The movie suffers pretty quickly from tonal issues, and they bog down the whole film.  The first 15 minutes or so are a delight, with all of the sisters showing a strong chemistry with one another (Rosemary being my favorite of the bunch), but as the movie progresses it becomes clear that it can't sustain a focus on four female characters without them having a bunch of men to fight over, and it becomes a more standard-issue romantic drama.  This is a problem because while Rosemary Lane is funny in a side role, the two primary women, played by Priscilla and Page, are kind of boring.  Page is beautiful but sort of a porcelain doll, never emoting past what her eyes are telling us, and Priscilla Lane's Ann is, and I mean this in the nicest possible way (I love Arsenic and Old Lace), kind of annoying.  There's a scene a third of the way through the film where she chastises John Garfield's Mickey, whom she's just met, for not laughing the second she wants him to.  Garfield refuses, and she instantly judges him even though she's kind of ridiculous for treating a stranger such a way (even in 1938).  Lane, who was 23 when this movie was released, plays Ann like she's 14, and never really matures her as the film goes on, and it gets weird considering by the end of the film she's literally a widow.

This is just one of several tonal problems with the movie.  The film's direction is all-over-the-place.  The sequence where Garfield kills himself suddenly shifts into the style of a 1940's noir, and then we're back in Frank Capra land in about three minutes after he dies, and it's clear that Curtiz doesn't really know how to manage the four different sisters, differentiating them enough for the audience to care about them as separate entities (by the end, it's mostly just "Ann" and "the other ones").  It's funny, except when it's deadly serious, and the jokes are repeated often (think of how Felix & Mickey flirt with Aunt Etta, played by May Robson, with virtually the same lines).  The script doesn't work, and the sound nomination is maybe plausible to a degree (there's lots of singing, I suppose), but the only thing that stood out to me was the grating, nauseating noise of the hinge on the front gate, which is repeatedly used as a comic device but literally had me covering my ears as the movie progresses.
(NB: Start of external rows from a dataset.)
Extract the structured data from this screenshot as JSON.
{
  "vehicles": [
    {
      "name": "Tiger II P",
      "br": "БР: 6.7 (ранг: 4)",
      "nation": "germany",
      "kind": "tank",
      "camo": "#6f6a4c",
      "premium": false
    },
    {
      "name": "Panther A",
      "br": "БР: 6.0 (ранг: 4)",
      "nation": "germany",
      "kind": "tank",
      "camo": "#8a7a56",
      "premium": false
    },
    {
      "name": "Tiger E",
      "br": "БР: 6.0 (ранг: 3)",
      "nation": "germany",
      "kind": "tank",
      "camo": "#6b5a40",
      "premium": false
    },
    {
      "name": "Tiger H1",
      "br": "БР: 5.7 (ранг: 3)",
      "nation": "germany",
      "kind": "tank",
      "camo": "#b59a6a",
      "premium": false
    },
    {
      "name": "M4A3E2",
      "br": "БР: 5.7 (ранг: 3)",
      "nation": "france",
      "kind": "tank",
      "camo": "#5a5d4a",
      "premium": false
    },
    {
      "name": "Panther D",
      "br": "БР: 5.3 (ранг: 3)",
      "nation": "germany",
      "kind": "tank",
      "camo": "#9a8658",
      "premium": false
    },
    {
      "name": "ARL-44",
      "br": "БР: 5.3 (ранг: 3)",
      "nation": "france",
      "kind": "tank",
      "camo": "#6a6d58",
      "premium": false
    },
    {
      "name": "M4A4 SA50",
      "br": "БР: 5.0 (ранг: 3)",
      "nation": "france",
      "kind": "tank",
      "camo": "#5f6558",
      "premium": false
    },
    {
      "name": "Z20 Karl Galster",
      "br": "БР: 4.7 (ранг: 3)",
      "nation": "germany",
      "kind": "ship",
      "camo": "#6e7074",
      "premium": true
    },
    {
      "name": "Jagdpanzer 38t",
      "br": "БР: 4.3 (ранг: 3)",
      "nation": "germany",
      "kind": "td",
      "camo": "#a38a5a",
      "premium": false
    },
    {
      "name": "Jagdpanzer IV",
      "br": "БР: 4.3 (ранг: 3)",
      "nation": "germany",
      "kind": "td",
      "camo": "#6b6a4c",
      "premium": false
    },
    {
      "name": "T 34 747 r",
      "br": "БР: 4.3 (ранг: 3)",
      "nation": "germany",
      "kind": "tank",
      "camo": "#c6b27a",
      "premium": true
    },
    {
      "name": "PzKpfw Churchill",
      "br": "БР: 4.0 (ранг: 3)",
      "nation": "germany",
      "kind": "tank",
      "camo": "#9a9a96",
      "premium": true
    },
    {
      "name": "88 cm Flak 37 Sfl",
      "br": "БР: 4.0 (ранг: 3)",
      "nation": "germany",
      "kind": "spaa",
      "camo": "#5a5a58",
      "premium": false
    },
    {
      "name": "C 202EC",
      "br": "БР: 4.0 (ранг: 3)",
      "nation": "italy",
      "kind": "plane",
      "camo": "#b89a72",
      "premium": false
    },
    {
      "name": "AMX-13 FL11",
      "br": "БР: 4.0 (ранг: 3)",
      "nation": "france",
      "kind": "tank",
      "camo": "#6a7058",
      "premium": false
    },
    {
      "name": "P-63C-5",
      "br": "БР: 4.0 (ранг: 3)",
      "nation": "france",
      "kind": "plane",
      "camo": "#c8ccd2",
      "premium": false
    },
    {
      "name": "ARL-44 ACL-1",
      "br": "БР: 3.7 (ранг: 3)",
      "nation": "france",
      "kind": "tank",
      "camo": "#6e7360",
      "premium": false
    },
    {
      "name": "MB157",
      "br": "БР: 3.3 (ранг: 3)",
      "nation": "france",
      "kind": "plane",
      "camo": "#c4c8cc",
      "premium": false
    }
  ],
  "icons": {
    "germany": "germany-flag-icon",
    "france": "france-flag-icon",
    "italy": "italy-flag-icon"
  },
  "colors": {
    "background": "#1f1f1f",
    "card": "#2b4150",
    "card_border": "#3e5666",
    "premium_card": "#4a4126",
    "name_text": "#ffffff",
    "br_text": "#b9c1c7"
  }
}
The thing here, is, though, that there's a part of Four Daughters that really worked for me...except it doesn't work at all for the movie itself, and that's John Garfield.  Garfield, for those who aren't as familiar with him since he didn't have a lot of classic films under-his-belt before his untimely death at the age of 39, was a forerunner of the likes of Marlon Brando & James Dean, a young naturalistic performer that wasn't conventionally handsome, but still exuded a heat onscreen that was undeniable.  During Garfield's first scene onscreen, he is playing the piano like a virtuoso, in a clean-cut house, smoking a cigarette to its ashy end, and casually flirting with Aunt Etta, and it's...sexy.  John Garfield in this movie is smoldering, like, there's no denying it.  His character arch, as a man that doesn't quite know how to handle good news, and is clearly not the "right choice" for Ann even though he obviously loves her, is heartbreaking, but in most movies of this era, he'd be made to be a louse or a cad, deserving the eventual death that's coming his way.  Garfield doesn't play him that way, though-he's so engrained into this performer, that he is making him feel rich & complex onscreen, so that you leave feeling something you'd normally have to wait until at least 1940's noir, if not 1950's melodrama to get to-he's a three-dimensional human being.

The problem is that this is not the right approach for a movie like Four Daughters, where Garfield's acting is on such another level it feels like an anachronism.  It's not just better than anyone else onscreen, it's also a totally out-of-place.  Him next to Priscilla Lane's perky sweet Ann isn't just opposites attracting, it feels like they're in a different movie, and honestly it reads as kind of weird.  This is totally a great performance, and obviously this was the kind of film that a studio executive would watch & realize they had a talent on their hands...but within the confines of Four Daughters, it doesn't fit.